I hide my face in his shoulder. I’m so embarrassed, both for how I’ve acted and that I told him.

“Baby,” he holds my face in his hands and smooths down my hair, “I’ve been dying. I’ve just been trying to be respectful of your parents. Last night, I couldn’t take it any longer.”

I let out a relieved laugh. “I do feel like a new woman this morning.”

“If I’d known you were that hot for me, I would have taken you in the stairwell and fixed you up. You’ve been so on edge, I thought maybe I was getting on your nerves.”

I let out a long sigh. “You never get on my nerves. I’m only sorry that I wasted any time with you. I won’t let it happen again. Next time, I’ll jump your bones before you can leave me high and dry.”

He laughs. “You said, ‘jump your bones.’”

“You’re corrupting me.”

 

Ian and I sit in front of the tree and give our presents to each other. He has a little pile and I have a little pile. The lights from the tree make his eyes glow more than ever.

“Last Christmas was the first time I’d given presents to a girl,” he whispers.

“Really? You didn’t tell me that.” I’m shocked.

He holds up his foot and he’s wearing the elephant socks that I gave him last Christmas. I laugh whenever I see them. They’re ugly, but he still loves them.

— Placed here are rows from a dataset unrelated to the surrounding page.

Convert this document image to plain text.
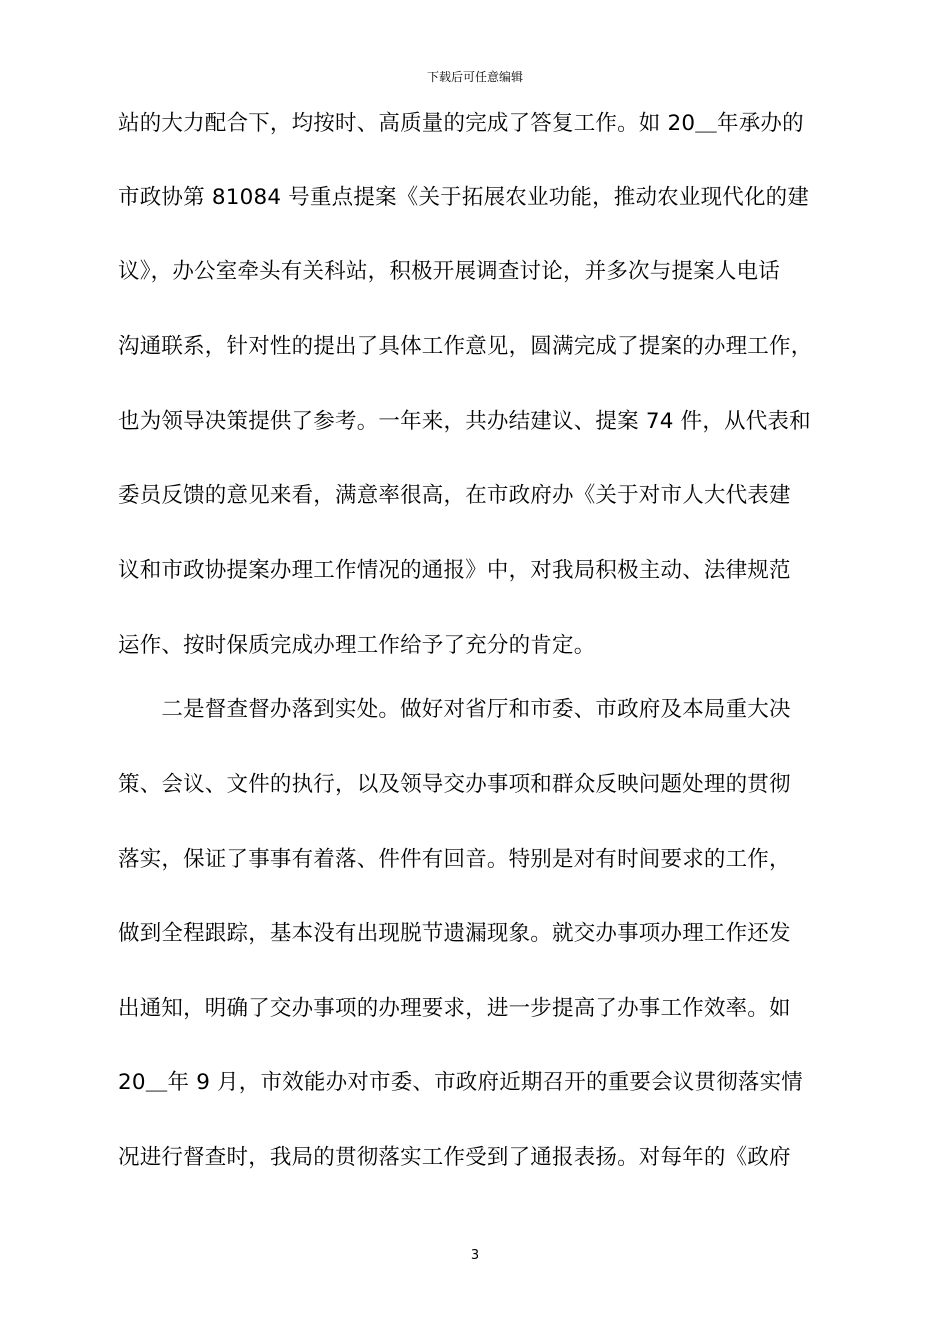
下载后可任意编辑
站的大力配合下，均按时、高质量的完成了答复工作。如 20＿年承办的
市政协第 81084 号重点提案《关于拓展农业功能，推动农业现代化的建
议》，办公室牵头有关科站，积极开展调查讨论，并多次与提案人电话
沟通联系，针对性的提出了具体工作意见，圆满完成了提案的办理工作，
也为领导决策提供了参考。一年来，共办结建议、提案 74 件，从代表和
委员反馈的意见来看，满意率很高，在市政府办《关于对市人大代表建
议和市政协提案办理工作情况的通报》中，对我局积极主动、法律规范
运作、按时保质完成办理工作给予了充分的肯定。
　　二是督查督办落到实处。做好对省厅和市委、市政府及本局重大决
策、会议、文件的执行，以及领导交办事项和群众反映问题处理的贯彻
落实，保证了事事有着落、件件有回音。特别是对有时间要求的工作，
做到全程跟踪，基本没有出现脱节遗漏现象。就交办事项办理工作还发
出通知，明确了交办事项的办理要求，进一步提高了办事工作效率。如
20＿年 9 月，市效能办对市委、市政府近期召开的重要会议贯彻落实情
况进行督查时，我局的贯彻落实工作受到了通报表扬。对每年的《政府
3
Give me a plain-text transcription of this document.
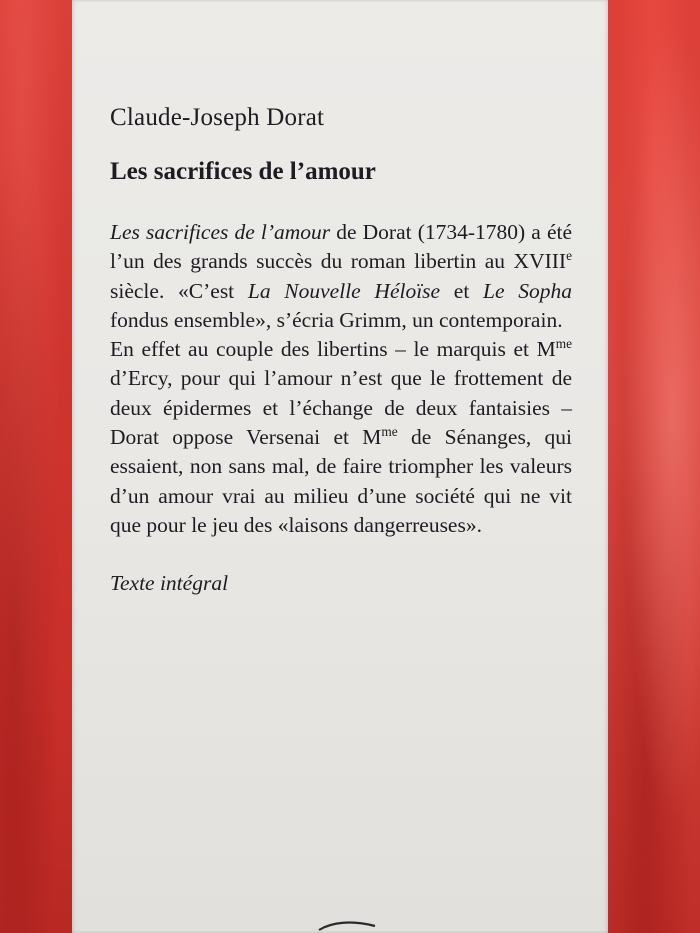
Claude-Joseph Dorat

Les sacrifices de l’amour

Les sacrifices de l’amour de Dorat (1734-1780) a été l’un des grands succès du roman libertin au XVIIIe siècle. «C’est La Nouvelle Héloïse et Le Sopha fondus ensemble», s’écria Grimm, un contemporain.

En effet au couple des libertins – le marquis et $M^{me}$ d’Ercy, pour qui l’amour n’est que le frottement de deux épidermes et l’échange de deux fantaisies – Dorat oppose Versenai et $M^{me}$ de Sénanges, qui essaient, non sans mal, de faire triompher les valeurs d’un amour vrai au milieu d’une société qui ne vit que pour le jeu des «laisons dangerreuses».

Texte intégral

“I didn’t want to scare you off on our first Christmas, but yeah, another first for me.” He smiles and when I hand him a present, he looks like a little boy; he’s so excited. Between each present, we kiss sweet, playful kisses that make my heart flutter. I give him the softest blanket I’ve ever touched, for those nights on the bus when he’s missing me and needs something to remind him of me. He gives me perfume from Paris that I can actually smell—it smells divine. I give him a photo album of all of our trips together. He gives me a sexy red blouse and whispers that there’s something to match it that he’ll give me later. I give him a baseball shirt—white with red sleeves that says, “Raw Bows” on it.

I point to the red sleeves and then the words, “Raw Bows.” We have a good laugh over that.

We each have one thing left to give the other. I hear my parents rustling in the other room. I know they probably don’t want to miss out, but we’re enjoying this time, just the two of us. The whole morning feels like we’re in a magical bubble, on our own little cloud.

“Here, you go first,” I say and hold his last present out.

Ian leans over and gets in my face. “I just want you to know … that if you didn’t get me a single present … the way you love me would be more than enough.”

He makes my heart squeeze when he talks like that.

He slowly unwraps the box, not tearing a single scrap. He folds it carefully and sets it aside like he’s going to save the paper. I love him for these little quirks.